I tried to find some recent work that covers AI bias and I found this paper that was published last year. This paper discusses the issues and root causes of AI bias in healthcare systems, more specifically in radiology. According to this article, there are many documented failures of AI algorithms in regard to radiology and chest radiology. This in turn, leads to distrust from the humans that are using these systems. A big theme in this paper is that bias does not always stem from technical issues, systematic bias which is outside the control of the AI systems has a large effect on AI bias. We see this from the race imbalance of people who seek medical care, to the bias already presented in data from different institutions. In regard to solving AI bias in this particular domain, how should we go about it? The answer is not so technically straightforward as we can see from this quote taken from the paper: “We urge caution on relying on only mathematical approaches of fairness evaluation (e.g. relying solely on fairness through unawareness, demographic parity, or equalized odds or opportunity), as these approaches may overlook nuanced biases and fail to address systemic issues.” Along with this, bias occurs at every level when designing AI (see Figure 1 in linked paper), data collection, data preparation, model development, model deployment, and model evaluation. With this in mind, I believe it’s safe to say that solving AI bias is not an easy solution, it will take work from everyone: the individuals collecting data, to the developers working on AI, and the domain specific individuals who use and evaluate these systems.

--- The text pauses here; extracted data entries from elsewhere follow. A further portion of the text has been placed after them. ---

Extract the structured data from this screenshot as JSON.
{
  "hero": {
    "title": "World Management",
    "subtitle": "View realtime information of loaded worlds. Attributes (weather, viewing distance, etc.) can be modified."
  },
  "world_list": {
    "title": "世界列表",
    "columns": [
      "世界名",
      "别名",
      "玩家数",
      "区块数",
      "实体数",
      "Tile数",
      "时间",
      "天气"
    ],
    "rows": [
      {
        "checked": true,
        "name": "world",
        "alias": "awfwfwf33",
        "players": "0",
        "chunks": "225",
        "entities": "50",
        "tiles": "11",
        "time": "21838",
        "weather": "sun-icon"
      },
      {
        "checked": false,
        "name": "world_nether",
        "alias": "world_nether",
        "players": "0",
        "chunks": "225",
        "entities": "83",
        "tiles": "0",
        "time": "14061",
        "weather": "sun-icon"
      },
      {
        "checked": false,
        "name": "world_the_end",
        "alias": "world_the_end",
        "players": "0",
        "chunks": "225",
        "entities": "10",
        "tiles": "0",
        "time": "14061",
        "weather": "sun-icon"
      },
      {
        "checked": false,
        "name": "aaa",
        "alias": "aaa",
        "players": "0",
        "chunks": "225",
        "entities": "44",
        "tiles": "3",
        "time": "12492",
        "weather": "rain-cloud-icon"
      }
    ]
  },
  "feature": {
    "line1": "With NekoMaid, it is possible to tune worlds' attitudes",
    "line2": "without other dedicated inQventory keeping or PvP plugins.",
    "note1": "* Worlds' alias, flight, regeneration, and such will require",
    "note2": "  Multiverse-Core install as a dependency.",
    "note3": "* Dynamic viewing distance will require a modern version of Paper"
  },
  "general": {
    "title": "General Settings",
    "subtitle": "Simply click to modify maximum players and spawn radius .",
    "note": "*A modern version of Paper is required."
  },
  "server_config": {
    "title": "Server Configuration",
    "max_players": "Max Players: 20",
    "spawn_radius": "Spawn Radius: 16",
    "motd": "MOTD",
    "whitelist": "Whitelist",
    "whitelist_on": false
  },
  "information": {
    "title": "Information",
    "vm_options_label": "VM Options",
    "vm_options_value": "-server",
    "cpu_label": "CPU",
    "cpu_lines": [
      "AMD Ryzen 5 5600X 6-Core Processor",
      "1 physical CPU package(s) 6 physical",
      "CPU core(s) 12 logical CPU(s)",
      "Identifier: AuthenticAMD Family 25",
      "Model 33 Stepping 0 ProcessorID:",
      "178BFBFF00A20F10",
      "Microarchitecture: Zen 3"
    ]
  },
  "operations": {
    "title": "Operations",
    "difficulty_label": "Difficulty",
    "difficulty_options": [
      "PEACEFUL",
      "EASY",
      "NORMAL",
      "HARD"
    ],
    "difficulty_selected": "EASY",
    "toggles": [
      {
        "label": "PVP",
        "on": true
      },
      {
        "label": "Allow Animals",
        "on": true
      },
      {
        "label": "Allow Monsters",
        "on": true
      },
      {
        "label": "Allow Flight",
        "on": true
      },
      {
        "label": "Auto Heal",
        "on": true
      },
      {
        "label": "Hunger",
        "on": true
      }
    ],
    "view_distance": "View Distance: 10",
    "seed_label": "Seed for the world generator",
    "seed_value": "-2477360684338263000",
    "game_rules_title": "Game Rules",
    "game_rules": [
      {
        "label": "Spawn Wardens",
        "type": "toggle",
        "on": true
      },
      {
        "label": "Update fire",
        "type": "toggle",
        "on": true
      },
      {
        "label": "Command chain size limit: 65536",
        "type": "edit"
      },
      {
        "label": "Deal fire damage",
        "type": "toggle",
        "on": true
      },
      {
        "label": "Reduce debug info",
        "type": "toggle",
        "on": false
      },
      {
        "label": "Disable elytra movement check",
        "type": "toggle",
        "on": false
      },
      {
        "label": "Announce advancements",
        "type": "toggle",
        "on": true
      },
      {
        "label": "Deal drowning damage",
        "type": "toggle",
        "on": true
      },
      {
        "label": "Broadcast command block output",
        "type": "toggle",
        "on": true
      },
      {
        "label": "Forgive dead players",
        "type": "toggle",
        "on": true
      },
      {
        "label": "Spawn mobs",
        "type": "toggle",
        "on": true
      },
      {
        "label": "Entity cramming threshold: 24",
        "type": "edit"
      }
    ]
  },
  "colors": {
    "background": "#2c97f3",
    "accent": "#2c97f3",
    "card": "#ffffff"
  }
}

For this synthesis, I am comparing the following three papers:
Developing Machine Learning Algorithm Literacy with Novel Plugged and Unplugged Approaches
Can Children Understand Machine Learning Concepts? The Effect of Uncovering Black Boxes.
Organizing a K-12 AI Curriculum using Philosophy of the Mind
All of these papers share the common goal of AI education, but have different research methodology in achieving so.
Starting with the first paper, the authors are exposing children aged 12 to 13 to popular machine learning algorithms: decision trees and k-nearest neighbors. Students participated in a series of activities across eleven sessions. These activities were dynamic, and interactive; using props to engage more with the students. Along with this, the researchers used familiar examples throughout the curriculum(pasta and penguins), which they believe led to the students being more engaged. While there were a set of questions given to the students in order to evaluate their understanding after the activities were completed, this pilot study consisted of only four students. Therefore, no statistical conclusions could be achieved. The authors do leave us with some of the responses from the children, confirming what is evident in the paper: the teaching of machine learning algorithms to middle schoolers was successful. This paper concludes with the intent of having more participants in a future study to arrive at quantitative results.
In Hitron et al. we see similarities to Ma et al.; the objectives are to expose children to machine learning concepts. Hitron et al. does this by opening up the black boxes of Data Labeling and Evaluation. Similar to the first paper discussed, Hitron et al. use an interactive and hands on approach to learning. In fact, they credit much of their success to this. Using an input sensor device, students would draw shapes with the device and label them accordingly to the system (Data Labeling). Students would then make the same motions once again and see if the model was able to properly predict it based on the previous training (Evaluation) done by the participants. The children in this study were about the same age as the first paper. However, in contrast to Ma et al., a total of 30 kids participated in this research and statistical data was presented. As mentioned previously, the paper also found success in teaching these machine learning concepts to children.
Finally, we take a look at Ellis et al., they explored merging philosophy into AI education. It’s obvious this approach is already much different from the first two papers. According to the paper, by introducing philosophical concepts into AI education, this would lead to more student engagement. Intuitively, this makes sense as the philosophical side of it can attract a wider variety of students, perhaps some that are non-STEM. Although this paper does not include human subject research with children, I thought it would be appropriate to study a different approach to the methodologies of the previous two papers. The authors of this paper, develop a concept map along with several activities that can act as a guide for introducing AI concepts to high schoolers. Despite this being aimed at an older audience, after reading this paper, I think that exposing even younger students to some philosophical and ethical questions can be quite useful. If nothing more than to introduce non-STEM children into the subject.
Hitron et al., and Ma et al. both showed similar approaches to teaching the machine learning concepts, with some key differences. Ellis et al. introduce a new pathology to AI education that is very different from the first two papers. Perhaps combining the theory of Ellis et al. with the work of the first two papers can lead to some interesting results.